The County Dept. of Public Health hopes that by combining helping hands with friendly faces, it can work to ensure health care for its homeless population.

The federally funded Health Care for the Homeless program aims to provide homeless persons with access to health services including primary care, emergency treatment, dental care, mental health care and substance abuse services.

Dana Gamble, the Public Health official who heads the program, said the goal of the program is to make sure that homeless people, especially those who are uninsured, can get what they need as opposed to what they can afford.

“We offer a lot of medical capabilities regardless of someone’s ability to pay,” he said.

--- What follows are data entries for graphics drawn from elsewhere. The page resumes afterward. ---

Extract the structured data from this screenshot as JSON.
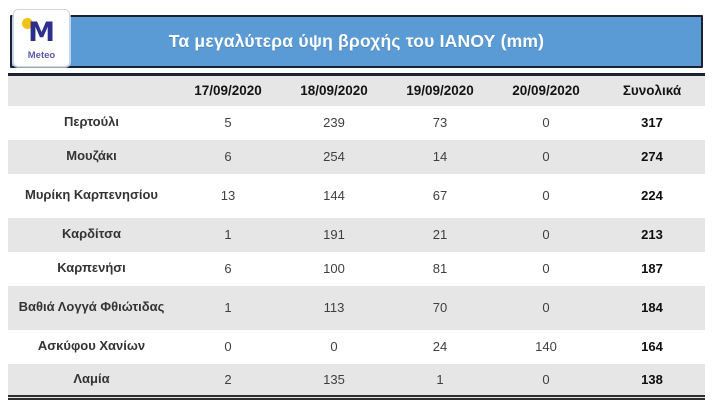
{
  "brand": {
    "logo_letter": "M",
    "logo_wordmark": "Meteo"
  },
  "header": {
    "title": "Τα μεγαλύτερα ύψη βροχής του ΙΑΝΟΥ (mm)"
  },
  "colors": {
    "banner_blue": "#5B9BD5",
    "border_dark_navy": "#1B2130",
    "row_alt_gray": "#E7E6E6",
    "logo_navy": "#2B2F8E",
    "logo_yellow": "#F2C216",
    "title_text": "#FFFFFF"
  },
  "chart_data": {
    "type": "table",
    "title": "Τα μεγαλύτερα ύψη βροχής του ΙΑΝΟΥ (mm)",
    "columns": [
      "17/09/2020",
      "18/09/2020",
      "19/09/2020",
      "20/09/2020",
      "Συνολικά"
    ],
    "rows": [
      {
        "station": "Περτούλι",
        "values": [
          5,
          239,
          73,
          0,
          317
        ]
      },
      {
        "station": "Μουζάκι",
        "values": [
          6,
          254,
          14,
          0,
          274
        ]
      },
      {
        "station": "Μυρίκη Καρπενησίου",
        "values": [
          13,
          144,
          67,
          0,
          224
        ]
      },
      {
        "station": "Καρδίτσα",
        "values": [
          1,
          191,
          21,
          0,
          213
        ]
      },
      {
        "station": "Καρπενήσι",
        "values": [
          6,
          100,
          81,
          0,
          187
        ]
      },
      {
        "station": "Βαθιά Λογγά Φθιώτιδας",
        "values": [
          1,
          113,
          70,
          0,
          184
        ]
      },
      {
        "station": "Ασκύφου Χανίων",
        "values": [
          0,
          0,
          24,
          140,
          164
        ]
      },
      {
        "station": "Λαμία",
        "values": [
          2,
          135,
          1,
          0,
          138
        ]
      }
    ],
    "layout": {
      "zebra_striping": true,
      "totals_column_bold": true,
      "units": "mm"
    }
  }
}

To this end, the program’s definition of homeless is flexible, allowing RV dwellers and those in temporary living situations health care access under its auspices. There are also no age, residency or citizenship requirements. This sets it apart from programs like the county’s state-sponsored Medically Indigent Adults program, which covers uninsured Santa Barbara adults meeting certain conditions.

Key to the Health Care for the Homeless program are the Public Health nurses the county sends to work at various social service agencies, like shelters and other services for the homeless. Working directly with clients, the nurses can serve as the first line of medical defense by performing minor treatments, and they can also refer people for treatment to the county clinics or other facilities they contract with, like the Santa Barbara Neighborhood Clinics system. Though they cannot prescribe medicine, they function as an essential link between the homeless and health providers by serving as points of personal contact.

Lynelle Williams, director of the Santa Barbara Salvation Army Hospitality House, said the shelter’s clients often take advantage of the opportunity to talk to the county nurses both by making appointments and by just walking up to them.

“From my observation, they have a great rapport with the clients,” she said.

Gamble stressed the advantages of having the nurses as a regular presence around the shelters.

“Traditionally, homeless don’t have a lot of faith and trust in systems – government systems, health systems, etc.,” Gamble said. “[The public health nurse] becomes a familiar face, someone they can trust.”

But George, a 41-year-old homeless man in Isla Vista, says the paperwork, among other things, makes going to such agencies a hassle.

“There’s so much B.S. there. I don’t go to shelters,” he said.

Any homeless person should be able to walk into an affiliated clinic, like the I.V. Medical Clinic, and take advantage of the program, Gamble said. He also said that because the county only has a limited amount of money, the program could only apply to those ineligible for other forms of aid.

George said he ran into problems trying to find free dental care.

“They wouldn’t give it to me because I’m a veteran, so I can go to the [Veterans Affairs] hospital,” he said. “Well I go to the VA hospital and my teeth are bad. That’s what I need, dental work. The VA hospital doesn’t do dental work. … So I got craters in my teeth.”

Through a recently renewed federal grant from the Bureau of Primary Health Care, the Health Care for the Homeless program receives $225,000 annually to help provide homeless people with access to health care. After federal grant monies, the program costs the county an additional $400,000 a year. The funds go toward paying the clinics a set amount annually for agreeing to provide free treatment to homeless people, as well as other services like free transportation to the particular health care provider. The county provides bus tokens for the purpose, but the Dept. of Public Health also maintains a contract with Easy Lift Transportation, a nonprofit group, to fully meet transit needs.

“What we try to do is to make it as easy as possible for the disenfranchised in the community to access health services,” Gamble said.